Chestnuts—Marrons Glacés à la Vanille. (Cataldi.)
Get 100 chestnuts. Take off the outer (that is, the thick
mahogany-coloured) shell. Be very careful in so doing not to
break the chestnut. Throw each chestnut as it is shelled into a
stewpan of cold water, in which is a single bay-leaf. Boil them,
but not too much.
Take the pan off and take the chestnuts out one at a time, as
you put them in. Take off all the second or inner (white) skin
of each in turn, but do not break the chestnut. Put each as it is
skinned into a deep basin; those you break you must throw away
or use for something else.
Make a syrup of sugar boiled to candy height; flavour it by
having a stick of vanilla in it. Pour it gently over the chestnuts
as they lie in the basin and add the stick of vanilla also; let all
stand till next day.
In 24 hours strain off the syrup and boil it again to candy
height, boiling the vanilla also in it, then pour it again on the
chestnuts. Repeat this every day for a week.

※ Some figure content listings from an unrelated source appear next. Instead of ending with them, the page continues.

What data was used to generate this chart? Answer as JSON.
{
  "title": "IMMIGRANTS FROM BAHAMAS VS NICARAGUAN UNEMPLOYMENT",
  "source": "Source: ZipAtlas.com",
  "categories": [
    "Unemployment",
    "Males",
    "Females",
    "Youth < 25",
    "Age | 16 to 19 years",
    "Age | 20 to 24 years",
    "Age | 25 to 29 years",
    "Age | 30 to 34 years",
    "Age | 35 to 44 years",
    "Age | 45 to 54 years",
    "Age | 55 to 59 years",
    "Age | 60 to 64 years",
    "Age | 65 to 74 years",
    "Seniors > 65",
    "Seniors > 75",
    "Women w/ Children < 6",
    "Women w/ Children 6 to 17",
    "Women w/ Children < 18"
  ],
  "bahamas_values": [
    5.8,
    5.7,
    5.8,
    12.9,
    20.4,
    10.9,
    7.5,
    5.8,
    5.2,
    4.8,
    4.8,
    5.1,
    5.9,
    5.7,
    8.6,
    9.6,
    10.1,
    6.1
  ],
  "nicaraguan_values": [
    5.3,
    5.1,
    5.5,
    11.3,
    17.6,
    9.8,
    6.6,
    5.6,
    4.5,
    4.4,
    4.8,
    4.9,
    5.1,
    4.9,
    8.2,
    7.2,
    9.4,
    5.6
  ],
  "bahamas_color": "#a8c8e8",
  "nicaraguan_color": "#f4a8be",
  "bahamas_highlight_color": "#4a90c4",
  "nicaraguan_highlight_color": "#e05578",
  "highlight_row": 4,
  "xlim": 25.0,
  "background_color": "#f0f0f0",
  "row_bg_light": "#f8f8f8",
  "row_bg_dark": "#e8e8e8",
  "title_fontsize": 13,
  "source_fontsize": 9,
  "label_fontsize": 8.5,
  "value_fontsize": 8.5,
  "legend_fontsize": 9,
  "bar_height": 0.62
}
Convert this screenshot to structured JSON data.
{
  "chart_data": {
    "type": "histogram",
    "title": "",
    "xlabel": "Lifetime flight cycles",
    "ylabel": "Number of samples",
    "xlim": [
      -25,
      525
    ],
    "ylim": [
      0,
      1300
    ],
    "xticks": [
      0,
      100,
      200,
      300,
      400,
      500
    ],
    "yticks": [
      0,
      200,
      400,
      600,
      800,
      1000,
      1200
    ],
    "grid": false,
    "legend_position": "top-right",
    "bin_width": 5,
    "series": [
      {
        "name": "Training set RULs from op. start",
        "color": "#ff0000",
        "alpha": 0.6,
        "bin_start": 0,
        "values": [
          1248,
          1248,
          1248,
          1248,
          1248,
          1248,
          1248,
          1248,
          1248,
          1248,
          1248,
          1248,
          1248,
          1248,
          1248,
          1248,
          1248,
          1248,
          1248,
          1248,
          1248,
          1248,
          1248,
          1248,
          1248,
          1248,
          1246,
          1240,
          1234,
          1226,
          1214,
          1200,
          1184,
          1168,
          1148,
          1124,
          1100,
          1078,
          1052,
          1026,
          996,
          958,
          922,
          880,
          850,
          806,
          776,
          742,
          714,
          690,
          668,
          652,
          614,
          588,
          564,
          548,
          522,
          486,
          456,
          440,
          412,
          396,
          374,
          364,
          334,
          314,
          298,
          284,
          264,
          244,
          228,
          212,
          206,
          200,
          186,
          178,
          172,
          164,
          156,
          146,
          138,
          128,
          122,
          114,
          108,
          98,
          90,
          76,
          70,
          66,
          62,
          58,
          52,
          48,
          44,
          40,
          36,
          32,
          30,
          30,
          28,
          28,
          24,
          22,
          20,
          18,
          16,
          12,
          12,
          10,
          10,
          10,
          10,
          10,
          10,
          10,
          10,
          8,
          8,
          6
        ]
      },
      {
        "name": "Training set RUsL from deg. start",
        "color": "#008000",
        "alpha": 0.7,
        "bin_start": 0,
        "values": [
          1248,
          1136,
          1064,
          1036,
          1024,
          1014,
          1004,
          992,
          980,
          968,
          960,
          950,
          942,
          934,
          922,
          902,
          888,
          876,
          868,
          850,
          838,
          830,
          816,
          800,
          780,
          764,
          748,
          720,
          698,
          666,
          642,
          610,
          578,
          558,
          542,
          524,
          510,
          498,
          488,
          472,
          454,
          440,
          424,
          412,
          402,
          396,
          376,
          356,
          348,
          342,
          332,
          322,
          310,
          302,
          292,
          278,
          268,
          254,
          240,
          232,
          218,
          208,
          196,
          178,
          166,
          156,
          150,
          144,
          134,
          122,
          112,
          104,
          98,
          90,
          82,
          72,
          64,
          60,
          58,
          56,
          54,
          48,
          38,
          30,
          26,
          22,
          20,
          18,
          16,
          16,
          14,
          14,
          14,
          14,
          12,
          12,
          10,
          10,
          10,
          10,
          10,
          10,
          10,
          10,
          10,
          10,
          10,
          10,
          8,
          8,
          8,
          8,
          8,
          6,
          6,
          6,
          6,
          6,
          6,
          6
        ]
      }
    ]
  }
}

On the last day strain off syrup and boil it a little more.
Dip a wooden spoon first in water, then in powdered
sugar, and pass it once or twice round the inside edge of the
bottom of the pan. This is to whiten the syrup. Now take
it off the fire; with a fork dip each of the chestnuts, which
should have been draining some hours previously on a sieve,
into the syrup and replace them on a sieve to dry.